Profile: Who Was Qasim Sulaimani?
Iran’s elite Quds force head Qasim Soleimani was killed in a US airstrike in Baghdad, Iraq on Friday. The attack targeted a vehicle near Baghdad Airport. Abu Mahdi al-Muhandis, vice president of Iraq’s Hashd al-Shaabi group, or Popular Mobilization Units (PMU) also lost his life in the attack.
The attack took place in the wake of increasing tensions with the US after thousands of Iran-backed protesters stormed the US Embassy compound in Baghdad protesting against U.S. airstrikes in Iraq and Syria that killed 25 fighters of Kataib Hezbollah.
Known as the mastermind of Iran’s military strategy, Qasim Soleimani was born in 1955 in Kerman province of Iran to a farmer’s family. In his childhood, he worked as a construction worker. Soleimani continued his education until high school and then worked in Kerman city municipality until the Iranian Islamic revolution in 1979.
After the Iranian revolution against the Shah succeeded, he joined the Islamic Revolutionary Guards Corps in early 1980.
Soleimani also led an Iranian elite force known as Thar Allah 41 corps in Kerman city during the 8-year-long war. Following the war, he was promoted to be among the best ten military commanders of Iranian contingents spread across the borders with Iraq.
Soleimani was appointed commander of the Quds Force in 1998, and promoted as general.
In 2015, the Iranian commander achieved a celebrity status in Iran. Documentaries and pop songs were made on him and Shia fighters in Iraq made a video showing soldiers spray-painting his portrait on a wall.

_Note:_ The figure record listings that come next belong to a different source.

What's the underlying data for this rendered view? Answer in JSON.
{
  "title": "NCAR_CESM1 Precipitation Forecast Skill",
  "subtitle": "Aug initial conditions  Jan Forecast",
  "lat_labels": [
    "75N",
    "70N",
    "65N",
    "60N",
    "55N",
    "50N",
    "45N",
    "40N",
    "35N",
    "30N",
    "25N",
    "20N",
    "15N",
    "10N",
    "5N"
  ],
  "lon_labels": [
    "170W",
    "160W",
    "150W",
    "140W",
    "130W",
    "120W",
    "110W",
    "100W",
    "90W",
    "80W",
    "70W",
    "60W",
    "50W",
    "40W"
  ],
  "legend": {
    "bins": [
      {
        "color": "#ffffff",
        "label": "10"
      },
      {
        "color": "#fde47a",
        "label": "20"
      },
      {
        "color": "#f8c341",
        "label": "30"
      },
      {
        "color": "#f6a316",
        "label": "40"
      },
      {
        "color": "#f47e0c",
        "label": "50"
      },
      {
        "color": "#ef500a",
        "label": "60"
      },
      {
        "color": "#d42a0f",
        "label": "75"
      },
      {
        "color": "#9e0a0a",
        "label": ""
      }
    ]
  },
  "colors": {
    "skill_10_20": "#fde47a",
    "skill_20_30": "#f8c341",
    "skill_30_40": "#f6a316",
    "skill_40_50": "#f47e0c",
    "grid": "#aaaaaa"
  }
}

Allegations of ‘terrorism’
The US had declared Soleimani a “terrorist and supporter of terrorism”. He was among those Iranians who were sanctioned by the UN Security Council resolution 1747. In 2011, he was accused by the US of supporting the Syrian regime by providing arms. That’s when the US imposed more sanctions on him.
Later, European sanctions were imposed on three Iranian commanders of the Revolutionary Guards including Soleimani for supporting the Assad regime.